A similar process can be used to calculate apportionment for concurrent or subsequent factors of disability.  However, unfortunately, there is no objective basis for separating the amount of permanent disability due to a concurrent factor from the disability due to the industrial injury other than the doctor’s experience with similar cases and their knowledge of the patient and their opinion about the likely reaction to the concurrent aversive events.  On those occasions the doctors will earn the big bucks for spelling out in detail the reasons for arriving at their opinions without taking refuge to the old standbys such as “in my professional opinion” or “it is reasonable to conclude.”  Nevertheless, when there are no such concurrent issues, which is most frequently the case, the “guestimation” can be kept to a minimum.  Of course, if the doctor finds there are no sources of concurrent disability, an applicant who had a pre-existing GAF of at least 70 would require no apportionment since their pre-existing WPI was 0.

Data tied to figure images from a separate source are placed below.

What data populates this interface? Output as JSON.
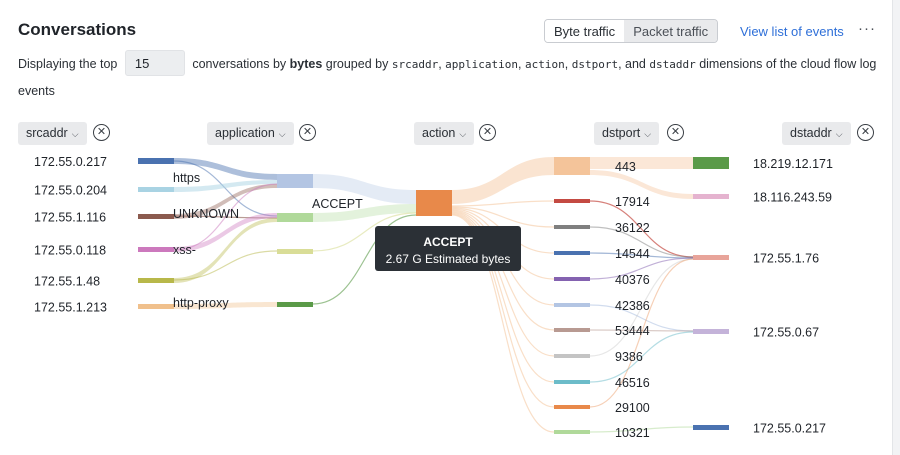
{
  "header": {
    "title": "Conversations",
    "traffic_toggle": {
      "options": [
        "Byte traffic",
        "Packet traffic"
      ],
      "selected": "Byte traffic"
    },
    "view_list_link": "View list of events",
    "more_icon": "ellipsis-icon"
  },
  "description": {
    "prefix": "Displaying the top",
    "top_count": "15",
    "middle": "conversations by",
    "metric": "bytes",
    "grouped_by": "grouped by",
    "dims": [
      "srcaddr",
      "application",
      "action",
      "dstport",
      "dstaddr"
    ],
    "sep1": ",",
    "sep2": ", and",
    "suffix": "dimensions of the cloud flow log events"
  },
  "dimensions": [
    {
      "label": "srcaddr"
    },
    {
      "label": "application"
    },
    {
      "label": "action"
    },
    {
      "label": "dstport"
    },
    {
      "label": "dstaddr"
    }
  ],
  "sankey": {
    "srcaddr": [
      {
        "label": "172.55.0.217",
        "color": "#4a72b0"
      },
      {
        "label": "172.55.0.204",
        "color": "#a9d3e3"
      },
      {
        "label": "172.55.1.116",
        "color": "#8b5a4e"
      },
      {
        "label": "172.55.0.118",
        "color": "#cc79bd"
      },
      {
        "label": "172.55.1.48",
        "color": "#b8b84a"
      },
      {
        "label": "172.55.1.213",
        "color": "#f0c08c"
      }
    ],
    "application": [
      {
        "label": "https",
        "color": "#b3c5e3"
      },
      {
        "label": "UNKNOWN",
        "color": "#b0d99a"
      },
      {
        "label": "xss-",
        "color": "#d9dd97"
      },
      {
        "label": "http-proxy",
        "color": "#5a9a48"
      }
    ],
    "action": [
      {
        "label": "ACCEPT",
        "color": "#e8894a"
      }
    ],
    "dstport": [
      {
        "label": "443",
        "color": "#f4c49a"
      },
      {
        "label": "17914",
        "color": "#c44a42"
      },
      {
        "label": "36122",
        "color": "#7f7f7f"
      },
      {
        "label": "14544",
        "color": "#4a72b0"
      },
      {
        "label": "40376",
        "color": "#8462b0"
      },
      {
        "label": "42386",
        "color": "#b3c5e3"
      },
      {
        "label": "53444",
        "color": "#b89a92"
      },
      {
        "label": "9386",
        "color": "#c4c4c4"
      },
      {
        "label": "46516",
        "color": "#6cbcc9"
      },
      {
        "label": "29100",
        "color": "#e8894a"
      },
      {
        "label": "10321",
        "color": "#b0d99a"
      }
    ],
    "dstaddr": [
      {
        "label": "18.219.12.171",
        "color": "#5a9a48"
      },
      {
        "label": "18.116.243.59",
        "color": "#e5b3cf"
      },
      {
        "label": "172.55.1.76",
        "color": "#e8a49a"
      },
      {
        "label": "172.55.0.67",
        "color": "#c4b3d9"
      },
      {
        "label": "172.55.0.217",
        "color": "#4a72b0"
      }
    ]
  },
  "tooltip": {
    "title": "ACCEPT",
    "value": "2.67 G Estimated bytes"
  }
}
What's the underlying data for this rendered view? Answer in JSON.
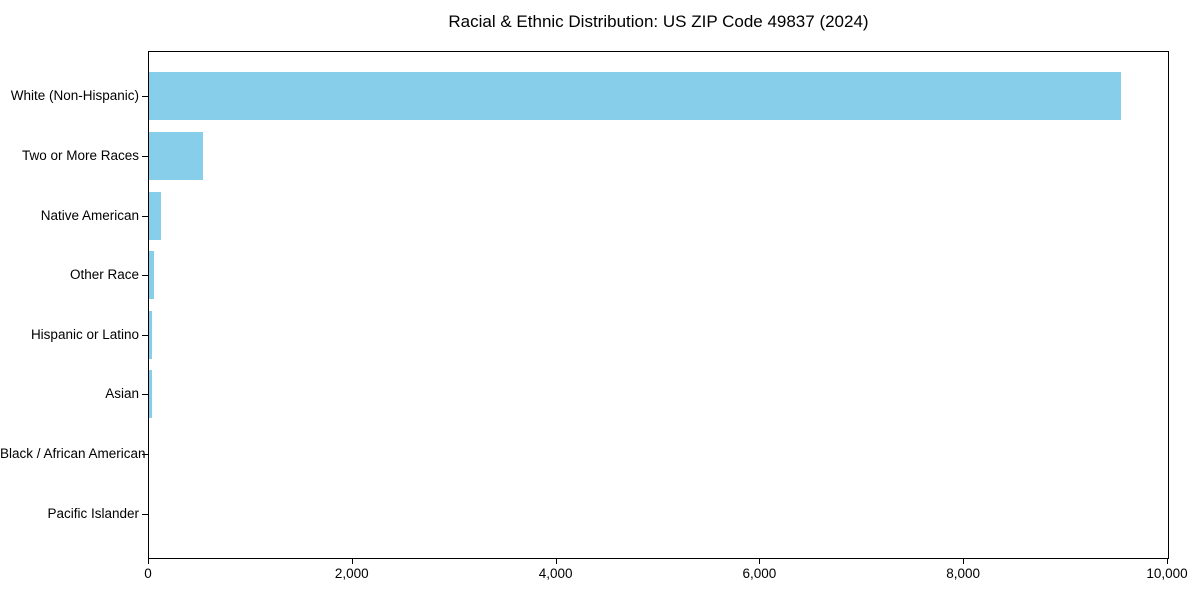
{
  "chart_data": {
    "type": "bar",
    "orientation": "horizontal",
    "title": "Racial & Ethnic Distribution: US ZIP Code 49837 (2024)",
    "categories": [
      "White (Non-Hispanic)",
      "Two or More Races",
      "Native American",
      "Other Race",
      "Hispanic or Latino",
      "Asian",
      "Black / African American",
      "Pacific Islander"
    ],
    "values": [
      9540,
      530,
      122,
      52,
      30,
      27,
      0,
      0
    ],
    "xlim": [
      0,
      10000
    ],
    "x_tick_values": [
      0,
      2000,
      4000,
      6000,
      8000,
      10000
    ],
    "x_tick_labels": [
      "0",
      "2,000",
      "4,000",
      "6,000",
      "8,000",
      "10,000"
    ],
    "xlabel": "",
    "ylabel": "",
    "grid": false,
    "legend": null,
    "bar_color": "#87CEEB",
    "axis_color": "#000000",
    "text_color": "#000000",
    "background_color": "#FFFFFF"
  }
}
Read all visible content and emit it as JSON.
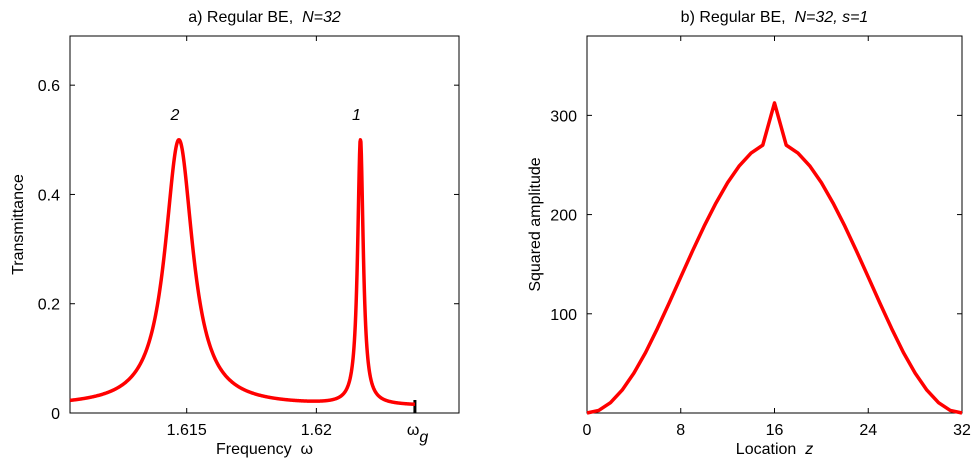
{
  "chart_data": [
    {
      "type": "line",
      "title": {
        "prefix": "a) Regular BE,",
        "italic": "N=32"
      },
      "xlabel": {
        "text": "Frequency",
        "symbol": "ω"
      },
      "ylabel": "Transmittance",
      "xlim": [
        1.6105,
        1.6255
      ],
      "ylim": [
        0,
        0.69
      ],
      "xticks": [
        {
          "value": 1.615,
          "label": "1.615"
        },
        {
          "value": 1.62,
          "label": "1.62"
        }
      ],
      "special_xtick": {
        "value": 1.6238,
        "main": "ω",
        "sub": "g"
      },
      "yticks": [
        {
          "value": 0,
          "label": "0"
        },
        {
          "value": 0.2,
          "label": "0.2"
        },
        {
          "value": 0.4,
          "label": "0.4"
        },
        {
          "value": 0.6,
          "label": "0.6"
        }
      ],
      "peaks": [
        {
          "label": "2",
          "x": 1.6147,
          "y": 0.5
        },
        {
          "label": "1",
          "x": 1.6217,
          "y": 0.5
        }
      ],
      "series": [
        {
          "color": "#ff0000",
          "baseline": 0.0116,
          "resonances": [
            {
              "center": 1.6147,
              "halfwidth": 0.00065
            },
            {
              "center": 1.6217,
              "halfwidth": 0.00013
            }
          ],
          "x_range": [
            1.6105,
            1.6255
          ]
        }
      ],
      "grid": false
    },
    {
      "type": "line",
      "title": {
        "prefix": "b) Regular BE,",
        "italic": "N=32, s=1"
      },
      "xlabel": {
        "text": "Location",
        "symbol": "z"
      },
      "ylabel": "Squared amplitude",
      "xlim": [
        0,
        32
      ],
      "ylim": [
        0,
        380
      ],
      "xticks": [
        {
          "value": 0,
          "label": "0"
        },
        {
          "value": 8,
          "label": "8"
        },
        {
          "value": 16,
          "label": "16"
        },
        {
          "value": 24,
          "label": "24"
        },
        {
          "value": 32,
          "label": "32"
        }
      ],
      "yticks": [
        {
          "value": 100,
          "label": "100"
        },
        {
          "value": 200,
          "label": "200"
        },
        {
          "value": 300,
          "label": "300"
        }
      ],
      "series": [
        {
          "color": "#ff0000",
          "x": [
            0,
            1,
            2,
            3,
            4,
            5,
            6,
            7,
            8,
            9,
            10,
            11,
            12,
            13,
            14,
            15,
            16,
            17,
            18,
            19,
            20,
            21,
            22,
            23,
            24,
            25,
            26,
            27,
            28,
            29,
            30,
            31,
            32
          ],
          "y": [
            0,
            2.6,
            10.4,
            23.1,
            40.2,
            61.0,
            85.0,
            110.6,
            137.0,
            163.2,
            188.4,
            211.6,
            232.2,
            249.2,
            262.0,
            270.0,
            312.5,
            270.0,
            262.0,
            249.2,
            232.2,
            211.6,
            188.4,
            163.2,
            137.0,
            110.6,
            85.0,
            61.0,
            40.2,
            23.1,
            10.4,
            2.6,
            0
          ]
        }
      ],
      "grid": false
    }
  ]
}
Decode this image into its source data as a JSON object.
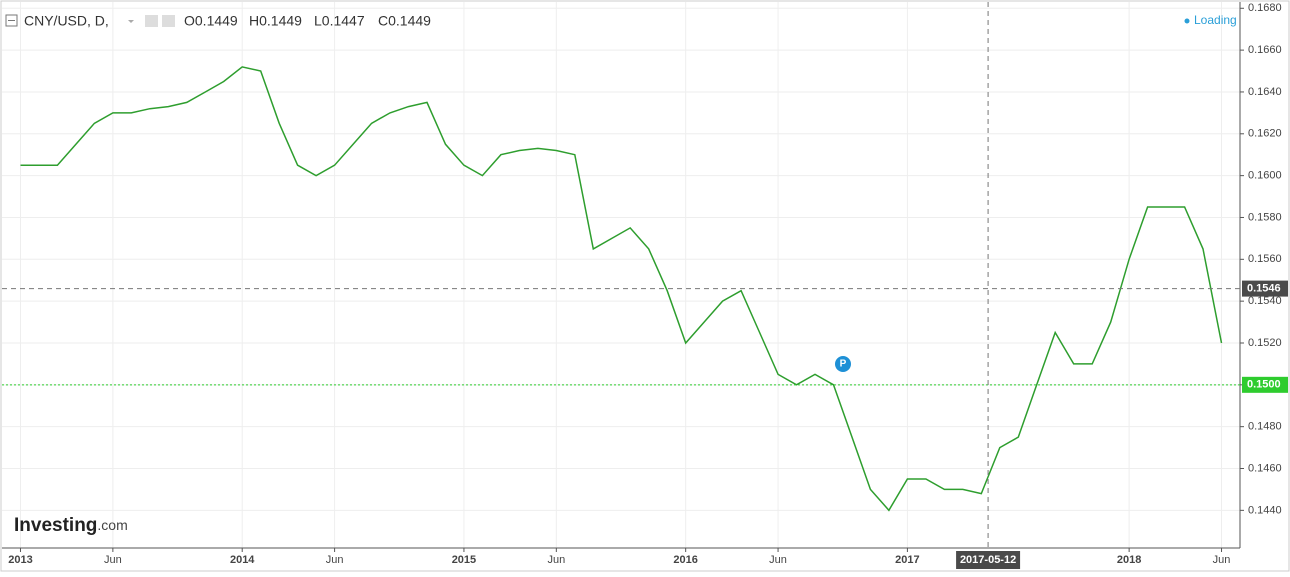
{
  "chart_data": {
    "type": "line",
    "symbol": "CNY/USD, D,",
    "ohlc": [
      "O0.1449",
      "H0.1449",
      "L0.1447",
      "C0.1449"
    ],
    "status": "Loading",
    "marker_label": "P",
    "logo": {
      "name": "Investing",
      "suffix": ".com"
    },
    "x": [
      "2013-01",
      "2013-02",
      "2013-03",
      "2013-04",
      "2013-05",
      "2013-06",
      "2013-07",
      "2013-08",
      "2013-09",
      "2013-10",
      "2013-11",
      "2013-12",
      "2014-01",
      "2014-02",
      "2014-03",
      "2014-04",
      "2014-05",
      "2014-06",
      "2014-07",
      "2014-08",
      "2014-09",
      "2014-10",
      "2014-11",
      "2014-12",
      "2015-01",
      "2015-02",
      "2015-03",
      "2015-04",
      "2015-05",
      "2015-06",
      "2015-07",
      "2015-08",
      "2015-09",
      "2015-10",
      "2015-11",
      "2015-12",
      "2016-01",
      "2016-02",
      "2016-03",
      "2016-04",
      "2016-05",
      "2016-06",
      "2016-07",
      "2016-08",
      "2016-09",
      "2016-10",
      "2016-11",
      "2016-12",
      "2017-01",
      "2017-02",
      "2017-03",
      "2017-04",
      "2017-05",
      "2017-06",
      "2017-07",
      "2017-08",
      "2017-09",
      "2017-10",
      "2017-11",
      "2017-12",
      "2018-01",
      "2018-02",
      "2018-03",
      "2018-04",
      "2018-05",
      "2018-06"
    ],
    "series": [
      {
        "name": "CNY/USD",
        "color": "#2e9e2e",
        "values": [
          0.1605,
          0.1605,
          0.1605,
          0.1615,
          0.1625,
          0.163,
          0.163,
          0.1632,
          0.1633,
          0.1635,
          0.164,
          0.1645,
          0.1652,
          0.165,
          0.1625,
          0.1605,
          0.16,
          0.1605,
          0.1615,
          0.1625,
          0.163,
          0.1633,
          0.1635,
          0.1615,
          0.1605,
          0.16,
          0.161,
          0.1612,
          0.1613,
          0.1612,
          0.161,
          0.1565,
          0.157,
          0.1575,
          0.1565,
          0.1545,
          0.152,
          0.153,
          0.154,
          0.1545,
          0.1525,
          0.1505,
          0.15,
          0.1505,
          0.15,
          0.1475,
          0.145,
          0.144,
          0.1455,
          0.1455,
          0.145,
          0.145,
          0.1448,
          0.147,
          0.1475,
          0.15,
          0.1525,
          0.151,
          0.151,
          0.153,
          0.156,
          0.1585,
          0.1585,
          0.1585,
          0.1565,
          0.152
        ]
      }
    ],
    "xlim": [
      "2012-12",
      "2018-07"
    ],
    "xticks": [
      {
        "value": "2013-01",
        "label": "2013"
      },
      {
        "value": "2013-06",
        "label": "Jun"
      },
      {
        "value": "2014-01",
        "label": "2014"
      },
      {
        "value": "2014-06",
        "label": "Jun"
      },
      {
        "value": "2015-01",
        "label": "2015"
      },
      {
        "value": "2015-06",
        "label": "Jun"
      },
      {
        "value": "2016-01",
        "label": "2016"
      },
      {
        "value": "2016-06",
        "label": "Jun"
      },
      {
        "value": "2017-01",
        "label": "2017"
      },
      {
        "value": "2018-01",
        "label": "2018"
      },
      {
        "value": "2018-06",
        "label": "Jun"
      }
    ],
    "ylim": [
      0.1422,
      0.1683
    ],
    "yticks": [
      {
        "value": 0.144,
        "label": "0.1440"
      },
      {
        "value": 0.146,
        "label": "0.1460"
      },
      {
        "value": 0.148,
        "label": "0.1480"
      },
      {
        "value": 0.15,
        "label": "0.1500"
      },
      {
        "value": 0.152,
        "label": "0.1520"
      },
      {
        "value": 0.154,
        "label": "0.1540"
      },
      {
        "value": 0.156,
        "label": "0.1560"
      },
      {
        "value": 0.158,
        "label": "0.1580"
      },
      {
        "value": 0.16,
        "label": "0.1600"
      },
      {
        "value": 0.162,
        "label": "0.1620"
      },
      {
        "value": 0.164,
        "label": "0.1640"
      },
      {
        "value": 0.166,
        "label": "0.1660"
      },
      {
        "value": 0.168,
        "label": "0.1680"
      }
    ],
    "grid": true,
    "current_price": {
      "value": 0.15,
      "label": "0.1500",
      "color": "#2ecc2e"
    },
    "crosshair": {
      "price": {
        "value": 0.1546,
        "label": "0.1546"
      },
      "date": "2017-05-12"
    }
  }
}
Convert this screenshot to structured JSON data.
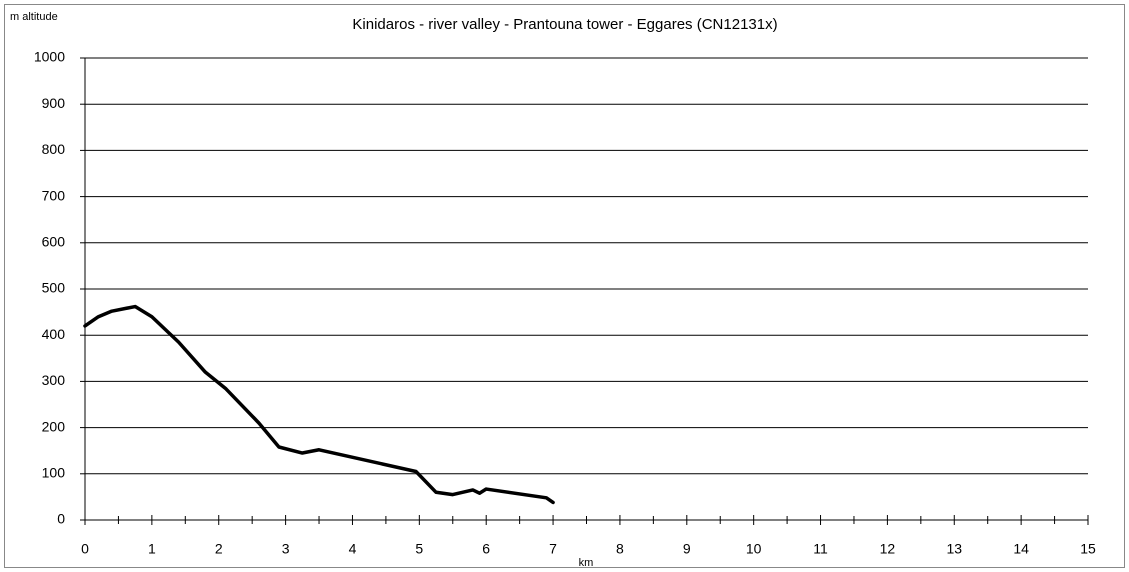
{
  "chart_data": {
    "type": "line",
    "title": "Kinidaros - river valley - Prantouna tower - Eggares (CN12131x)",
    "y_label": "m altitude",
    "x_label": "km",
    "series": [
      {
        "name": "altitude",
        "color": "#000000",
        "x": [
          0,
          0.2,
          0.4,
          0.75,
          1,
          1.4,
          1.8,
          2.1,
          2.6,
          2.9,
          3.25,
          3.5,
          4.95,
          5.25,
          5.5,
          5.8,
          5.9,
          6.0,
          6.9,
          7.0
        ],
        "values": [
          420,
          440,
          452,
          462,
          440,
          385,
          320,
          285,
          210,
          158,
          145,
          152,
          105,
          60,
          55,
          65,
          58,
          67,
          48,
          38
        ]
      }
    ],
    "xlim": [
      0,
      15
    ],
    "xticks": [
      0,
      1,
      2,
      3,
      4,
      5,
      6,
      7,
      8,
      9,
      10,
      11,
      12,
      13,
      14,
      15
    ],
    "ylim": [
      0,
      1000
    ],
    "yticks": [
      0,
      100,
      200,
      300,
      400,
      500,
      600,
      700,
      800,
      900,
      1000
    ],
    "grid": true
  }
}
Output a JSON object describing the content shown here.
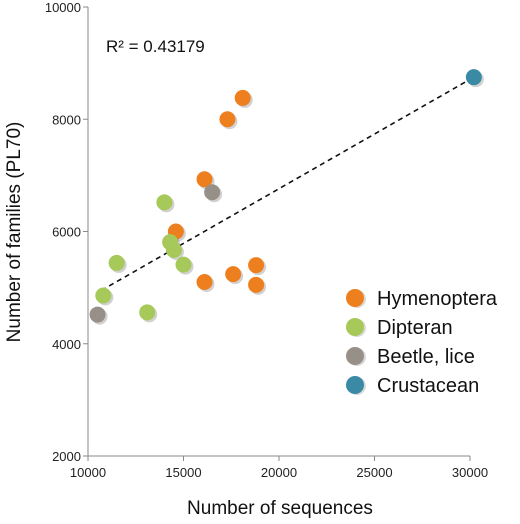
{
  "chart_data": {
    "type": "scatter",
    "xlabel": "Number of sequences",
    "ylabel": "Number of families (PL70)",
    "xlim": [
      10000,
      30000
    ],
    "ylim": [
      2000,
      10000
    ],
    "x_ticks": [
      10000,
      15000,
      20000,
      25000,
      30000
    ],
    "y_ticks": [
      2000,
      4000,
      6000,
      8000,
      10000
    ],
    "x_tick_labels": [
      "10000",
      "15000",
      "20000",
      "25000",
      "30000"
    ],
    "y_tick_labels": [
      "2000",
      "4000",
      "6000",
      "8000",
      "10000"
    ],
    "grid": false,
    "legend_position": "right",
    "annotation": "R² = 0.43179",
    "trendline": {
      "style": "dashed",
      "from": [
        10700,
        4950
      ],
      "to": [
        30200,
        8750
      ]
    },
    "series": [
      {
        "name": "Hymenoptera",
        "color": "#ee7f1f",
        "points": [
          {
            "x": 17300,
            "y": 8000
          },
          {
            "x": 18100,
            "y": 8380
          },
          {
            "x": 16100,
            "y": 6930
          },
          {
            "x": 14600,
            "y": 6000
          },
          {
            "x": 16100,
            "y": 5100
          },
          {
            "x": 17600,
            "y": 5240
          },
          {
            "x": 18800,
            "y": 5400
          },
          {
            "x": 18800,
            "y": 5050
          }
        ]
      },
      {
        "name": "Dipteran",
        "color": "#a6c95a",
        "points": [
          {
            "x": 14000,
            "y": 6520
          },
          {
            "x": 14300,
            "y": 5810
          },
          {
            "x": 14500,
            "y": 5670
          },
          {
            "x": 15000,
            "y": 5410
          },
          {
            "x": 11500,
            "y": 5440
          },
          {
            "x": 10800,
            "y": 4860
          },
          {
            "x": 13100,
            "y": 4560
          }
        ]
      },
      {
        "name": "Beetle, lice",
        "color": "#979089",
        "points": [
          {
            "x": 16500,
            "y": 6700
          },
          {
            "x": 10500,
            "y": 4520
          }
        ]
      },
      {
        "name": "Crustacean",
        "color": "#3a8aa6",
        "points": [
          {
            "x": 30200,
            "y": 8750
          }
        ]
      }
    ]
  }
}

Essentially, this method of apportionment is substantially better than one in which the doctor subjectively provides a percentage “guestimate” since it is based on the legally sanctioned GAF/WPI scores and all the doctor needs to do is to use their history of the patient to come up with a second GAF score and do some simple arithmetic.

Finally, it should be noted that although personal injury litigation does not use the formal concept of apportionment, that area uses the notion of aggravation.  Accordingly, if the plaintiff has had some pre-existing psychological signs, symptoms, disorders, disabilities and/or problems that have been aggravated by say an automobile accident, a slip-and-fall or a possibly defective product, it is possible to use the workers’ compensation GAF method described above.  This will allow the court to consider how to adjust the damages the plaintiff is entitled to based upon their prior emotional condition, which was worsened by the defendant’s actions.